How to get help with drugs at School
School is a very important place and many people remember it forever. You most likely do not want to remember it as that time that you struggled with drugs you were addicted to. School is a very good place to start with your problems, and there are many useful people in a school environment you can talk to. A few good places to start are counselors, nurses, teachers, and even your friends. Alcohol and tobacco use are becoming problems in the U.S. for teenagers. 23.7% of high school students have reported binge drinking. And almost 20% of high schoolers are regular tobacco users (cigarettes and other tobacco products)
All schools have a counselor, or multiple of them. They are always open to talking to a student about their problems. They will keep what you tell them confidential between the two of you, unless keeping it quiet is illegal and there are state laws against it. Counselors are much smarter than most people think. They can provide good information, and can help you turn your problem around.
Many teachers would be open to talking about tobacco and drug use with a student. A few teachers may have even experienced or dealt with a similar problem. Different teachers have different perspectives on the drugs, and may react differently. You can use your best judgement to decide which teacher it would be the best to talk to about different situations.

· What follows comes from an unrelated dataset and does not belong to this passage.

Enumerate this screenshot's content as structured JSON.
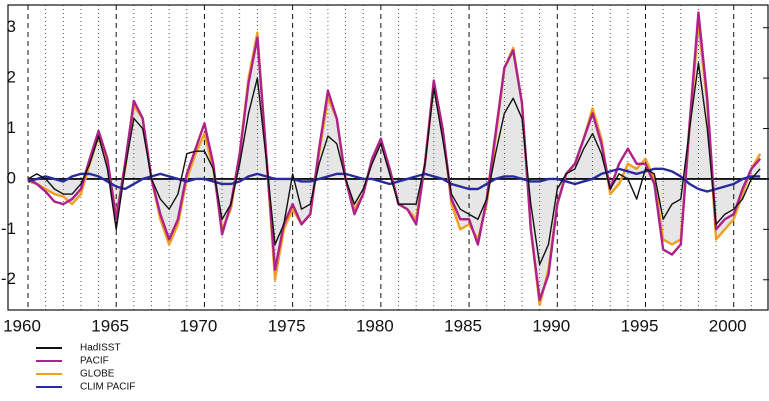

Almost all nurses are extremely friendly and easy to approach. And if you want nobody to find out, and for the person you came to for help not to remember you as "that person" a nurse is a good place to start. They are skilled in their position and could most likely give you information that others couldn't. Nurses would be one of the better first options to go to in a school environment.
If you have found your true friends and can trust them with anything, then friends are good people to talk to. It may be particularly hard to talk to them about it if they aren't aware of your situation. If they already know that you've been using drugs, then it may be much easier to talk about with them. Friends are always a good place to start, but if you can't completely trust them, it may be risky to talk to that person about it.